The other thing that bothered me about the piece was its profound rejection of the term 'lesbian.' While it's perfectly understandable that these characters who don't consider themselves women might have problems with being labeled 'lesbian,' the revulsion for the term wasn't carefully teased out in this piece. Keith's absent interviewer, placed in a strange position of authority by her absence and seemingly elevated posiiton, was apparently a lesbian and Keith asked her 'why can't you tell your own stories,' creating and exacerbating a distance between himself as subject and the interveiwer as academic, lesbian, and seeminly priviledged. There was an extremely difficult moment, almost unexplored, in which Keith said that his girlfriend of 10 years was a lesbian, and it was profoundly unclear about whether that meant that she still identifies as lesbian or just that she did when they met. And either way, how does he feel about that? How does she feel about that? These absent female partners were pushed into an extemely awkward erasure throughout the piece in that both Kieth and Imani acknowledged girlfriends, but failed to represent them or even talk about them coherently Similarly, the butch and FTM person of color slide show that bridged the gap of a costume change featured several photos in which the subjects were kissing girlfriends, but those girlfriends were similarly unrecognized.
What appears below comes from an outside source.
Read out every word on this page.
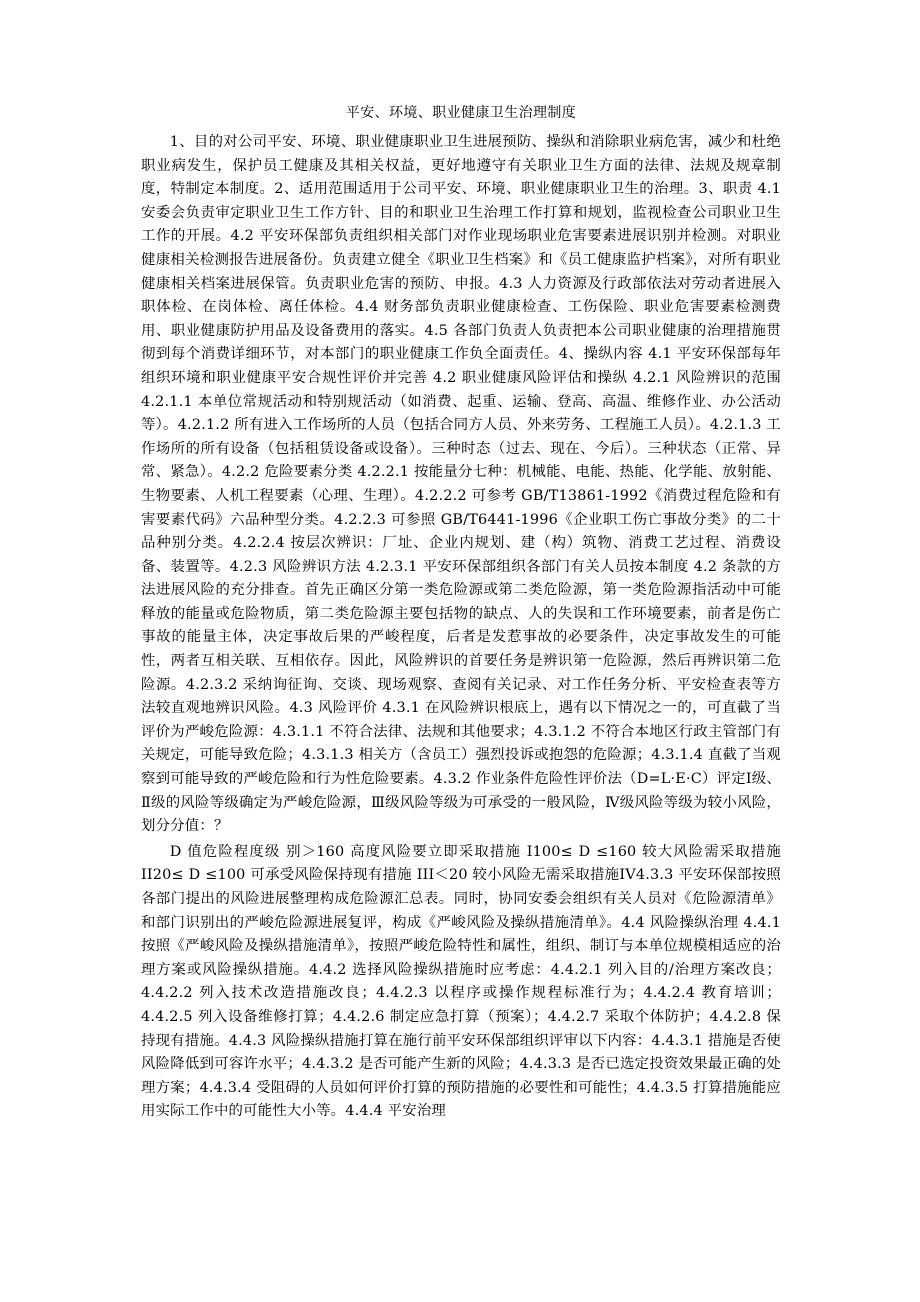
平安、环境、职业健康卫生治理制度

1、目的对公司平安、环境、职业健康职业卫生进展预防、操纵和消除职业病危害，减少和杜绝职业病发生，保护员工健康及其相关权益，更好地遵守有关职业卫生方面的法律、法规及规章制度，特制定本制度。2、适用范围适用于公司平安、环境、职业健康职业卫生的治理。3、职责 4.1 安委会负责审定职业卫生工作方针、目的和职业卫生治理工作打算和规划，监视检查公司职业卫生工作的开展。4.2 平安环保部负责组织相关部门对作业现场职业危害要素进展识别并检测。对职业健康相关检测报告进展备份。负责建立健全《职业卫生档案》和《员工健康监护档案》，对所有职业健康相关档案进展保管。负责职业危害的预防、申报。4.3 人力资源及行政部依法对劳动者进展入职体检、在岗体检、离任体检。4.4 财务部负责职业健康检查、工伤保险、职业危害要素检测费用、职业健康防护用品及设备费用的落实。4.5 各部门负责人负责把本公司职业健康的治理措施贯彻到每个消费详细环节，对本部门的职业健康工作负全面责任。4、操纵内容 4.1 平安环保部每年组织环境和职业健康平安合规性评价并完善 4.2 职业健康风险评估和操纵 4.2.1 风险辨识的范围 4.2.1.1 本单位常规活动和特别规活动（如消费、起重、运输、登高、高温、维修作业、办公活动等）。4.2.1.2 所有进入工作场所的人员（包括合同方人员、外来劳务、工程施工人员）。4.2.1.3 工作场所的所有设备（包括租赁设备或设备）。三种时态（过去、现在、今后）。三种状态（正常、异常、紧急）。4.2.2 危险要素分类 4.2.2.1 按能量分七种：机械能、电能、热能、化学能、放射能、生物要素、人机工程要素（心理、生理）。4.2.2.2 可参考 GB/T13861-1992《消费过程危险和有害要素代码》六品种型分类。4.2.2.3 可参照 GB/T6441-1996《企业职工伤亡事故分类》的二十品种别分类。4.2.2.4 按层次辨识：厂址、企业内规划、建（构）筑物、消费工艺过程、消费设备、装置等。4.2.3 风险辨识方法 4.2.3.1 平安环保部组织各部门有关人员按本制度 4.2 条款的方法进展风险的充分排查。首先正确区分第一类危险源或第二类危险源，第一类危险源指活动中可能释放的能量或危险物质，第二类危险源主要包括物的缺点、人的失误和工作环境要素，前者是伤亡事故的能量主体，决定事故后果的严峻程度，后者是发惹事故的必要条件，决定事故发生的可能性，两者互相关联、互相依存。因此，风险辨识的首要任务是辨识第一危险源，然后再辨识第二危险源。4.2.3.2 采纳询征询、交谈、现场观察、查阅有关记录、对工作任务分析、平安检查表等方法较直观地辨识风险。4.3 风险评价 4.3.1 在风险辨识根底上，遇有以下情况之一的，可直截了当评价为严峻危险源：4.3.1.1 不符合法律、法规和其他要求；4.3.1.2 不符合本地区行政主管部门有关规定，可能导致危险；4.3.1.3 相关方（含员工）强烈投诉或抱怨的危险源；4.3.1.4 直截了当观察到可能导致的严峻危险和行为性危险要素。4.3.2 作业条件危险性评价法（D=L·E·C）评定Ⅰ级、Ⅱ级的风险等级确定为严峻危险源，Ⅲ级风险等级为可承受的一般风险，Ⅳ级风险等级为较小风险，划分分值：？

D 值危险程度级 别＞160 高度风险要立即采取措施 I100≤ D ≤160 较大风险需采取措施 II20≤ D ≤100 可承受风险保持现有措施 III＜20 较小风险无需采取措施IV4.3.3 平安环保部按照各部门提出的风险进展整理构成危险源汇总表。同时，协同安委会组织有关人员对《危险源清单》和部门识别出的严峻危险源进展复评，构成《严峻风险及操纵措施清单》。4.4 风险操纵治理 4.4.1 按照《严峻风险及操纵措施清单》，按照严峻危险特性和属性，组织、制订与本单位规模相适应的治理方案或风险操纵措施。4.4.2 选择风险操纵措施时应考虑：4.4.2.1 列入目的/治理方案改良；4.4.2.2 列入技术改造措施改良；4.4.2.3 以程序或操作规程标准行为；4.4.2.4 教育培训；4.4.2.5 列入设备维修打算；4.4.2.6 制定应急打算（预案）；4.4.2.7 采取个体防护；4.4.2.8 保持现有措施。4.4.3 风险操纵措施打算在施行前平安环保部组织评审以下内容：4.4.3.1 措施是否使风险降低到可容许水平；4.4.3.2 是否可能产生新的风险；4.4.3.3 是否已选定投资效果最正确的处理方案；4.4.3.4 受阻碍的人员如何评价打算的预防措施的必要性和可能性；4.4.3.5 打算措施能应用实际工作中的可能性大小等。4.4.4 平安治理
The success of B4T is in performing 3 different characters telling their stories in relationship to race, gender, and identity. The failure was in showing why and how these were three different characters. Why and how weren't they 3 aspects of Imani telling his own story? Would it have been more powerful speaking from a place of explicit identity rather than semi-autobiographical fiction? I would have liked to see more about where and why these characters divereged and conflicted. Why and how were each of them before T? I found myself wondering how long Henry had been performing this piece. How distant is the moment before T? How has this piece changed as his body has changed? Why not tell a story after T? B4T is a step in the right direction in terms of making more explorations of identity available and raising issues related to gender and sexuality. There are a lot more steps out there, and I'm excited to see them all.